Уродливость тюремной жизни – раздельная жизнь мужчин и женщин – в культбригаде как-то сглаживается. В конечном счете это – тоже обман, но все же он дороже «низких истин». Все, кто может пищать и петь, все, кто читал дома стихи и играл в домашних спектаклях, кто бренчал на мандолине и плясал чечетку, – все «имеют шанс» попасть в культбригаду.
Надя Егорова пела в хоре. Танцевать она не умела, двигалась по сцене неуклюже, но ходила на репетиции. Бурная личная жизнь отнимала у нее много времени.
Елена Сергеевна Мелодзе, грузинка, была тоже «членом семьи» своего расстрелянного мужа. Взволнованная до глубины души его арестом – Мелодзе наивно думала, что ее муж в чем-то виноват, – она успокоилась, когда попала в тюрьму сама. Все стало ясным, логичным, простым – таких, как она, оказались десятки тысяч.
Разница между подлецом и честным человеком заключается вот в чем: когда подлец попадает невинно в тюрьму – он считает, что только он не виноват, а все остальные – враги государства и народа, преступники и негодяи. Честный человек, попав в тюрьму, считает, что раз его могли невинно упечь за решетку, то и с его соседями по нарам могло случиться то же.
Здесь –
К Мелодзе вернулось душевное спокойствие, ровное, веселое настроение. На Эльгене, женской таежной «командировке», Мелодзе на тяжелые работы не попала. И вот она – на фельдшерских курсах. Медички из нее не вышло. После освобождения – срок ее наказания кончался в начале пятидесятых годов – ее «прикрепили», как и всех, кто освобождался тогда, на колымское местожительство пожизненно. Она вышла замуж.
Рядом с Мелодзе сидела жизнерадостная, смешливая Галочка Базарова, молодая девушка, осужденная за какие-то проступки во время войны. Галочка всегда смеялась, даже хохотала, что ей вовсе не шло – у нее были редкие огромные зубы. Но это ее не смущало. Курсы дали ей профессию операционной сестры – целый ряд лет после освобождения она проработала в Магаданской больнице, где на первые заработки надела на зубы коронки из нержавеющей стали и сразу похорошела.
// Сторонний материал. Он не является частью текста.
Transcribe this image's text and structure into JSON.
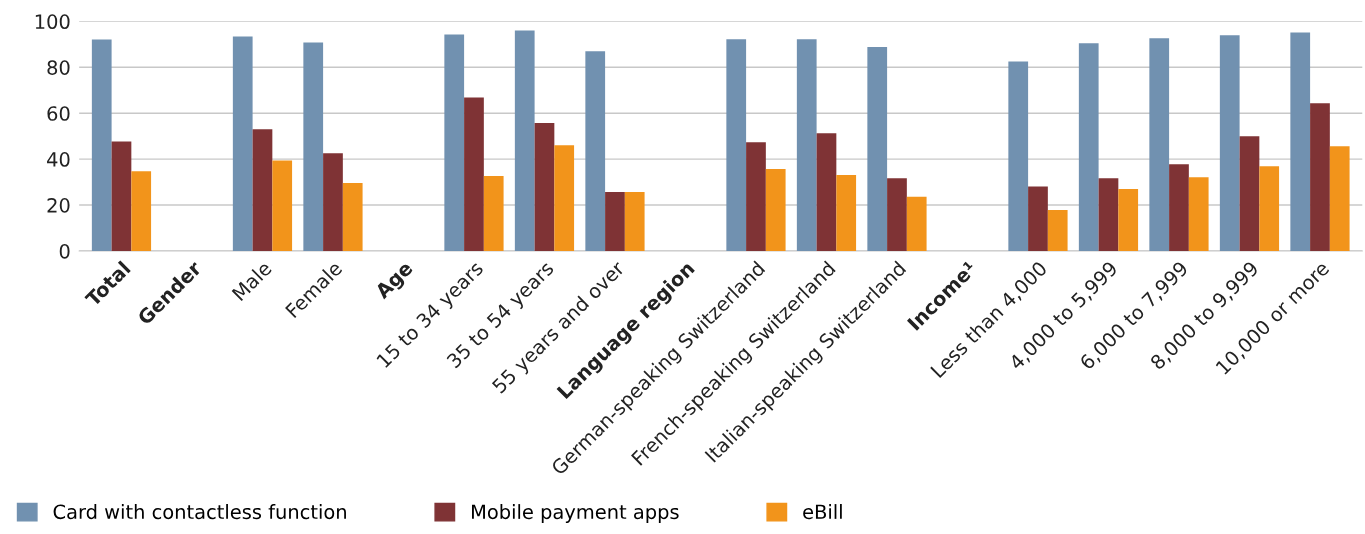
{
  "chart_data": {
    "type": "bar",
    "categories": [
      "Total",
      "Gender",
      "Male",
      "Female",
      "Age",
      "15 to 34 years",
      "35 to 54 years",
      "55 years and over",
      "Language region",
      "German-speaking Switzerland",
      "French-speaking Switzerland",
      "Italian-speaking Switzerland",
      "Income¹",
      "Less than 4,000",
      "4,000 to 5,999",
      "6,000 to 7,999",
      "8,000 to 9,999",
      "10,000 or more"
    ],
    "series": [
      {
        "name": "Card with contactless function",
        "color": "#7191b0",
        "values": [
          92.1,
          null,
          93.4,
          90.8,
          null,
          94.3,
          96.0,
          87.0,
          null,
          92.2,
          92.2,
          88.8,
          null,
          82.5,
          90.5,
          92.6,
          93.9,
          95.2
        ]
      },
      {
        "name": "Mobile payment apps",
        "color": "#7f3335",
        "values": [
          47.7,
          null,
          53.0,
          42.6,
          null,
          66.8,
          55.7,
          25.7,
          null,
          47.3,
          51.3,
          31.7,
          null,
          28.1,
          31.7,
          37.8,
          50.0,
          64.3
        ]
      },
      {
        "name": "eBill",
        "color": "#f2941b",
        "values": [
          34.7,
          null,
          39.4,
          29.6,
          null,
          32.6,
          46.0,
          25.7,
          null,
          35.7,
          33.1,
          23.6,
          null,
          17.9,
          27.0,
          32.1,
          36.9,
          45.6
        ]
      }
    ],
    "ylim": [
      0,
      100
    ],
    "yticks": [
      0,
      20,
      40,
      60,
      80,
      100
    ],
    "grid": "y",
    "legend": "bottom left"
  }
}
За Базаровой сидела Айно – белозубая финка. Срок ее начался военной зимой 1939/40 года. Русскому языку она научилась в заключении, и, будучи девушкой работящей, по-фински аккуратной, она обратила на себя внимание кого-то из врачей и попала на курсы. Учиться ей было трудно, но она училась и выучилась на сестру… Жизнь на курсах ей нравилась.
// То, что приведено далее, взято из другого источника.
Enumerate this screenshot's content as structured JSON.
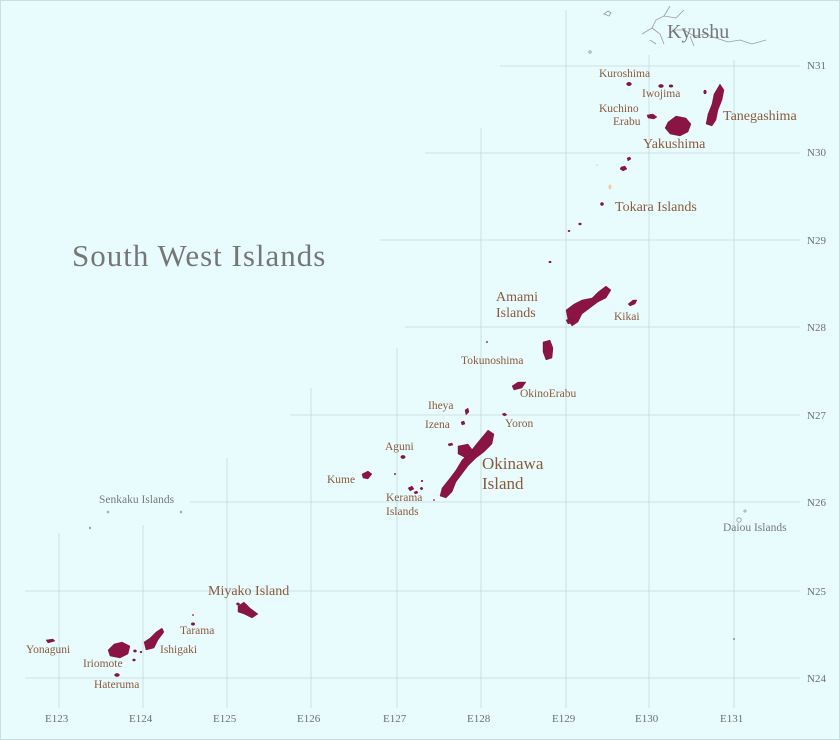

Рядом с Айно сидела маленькая женщина. Ни фамилии, ни лица ее я вспомнить не могу. Или это была какая-нибудь разведчица, или действительно тень человека.
На следующей скамейке сидела Маруся Дмитриева, приятельница Черникова, со своей подругой Тамарой Никифоровой. Обе осуждены по бытовым статьям, обе не бывали в тайге, обе учились охотно.
Рядом с ними сидела черноглазая Валя Цуканова, кубанская казачка – больная из больницы. На первые занятия она ходила еще в больничном халате. Она бывала в тайге и училась весьма успешно. Следы голода и болезни не скоро сошли с ее лица, но когда сошли – оказалось, что Валя – красавица. Когда она окрепла, начала «крутить любовь», не дождавшись окончания курсов. Многие за ней ухаживали, но безуспешно. Сошлась она с кузнецом и на свидания бегала в кузню. После освобождения работала ряд лет фельдшером на отдельном участке.
Нам хотелось учиться, а нашим преподавателям хотелось учить. Они соскучились по живому слову, по передаче знаний, которая им была запрещена, передаче знаний, которая до ареста составляла смысл их жизни. Профессора и доценты, кандидаты медицинских наук, лекторы курсов усовершенствования врачей, они впервые за многие годы получили выход своей энергии. Преподаватели курсов были все, кроме одного, пятьдесят восьмой статьи.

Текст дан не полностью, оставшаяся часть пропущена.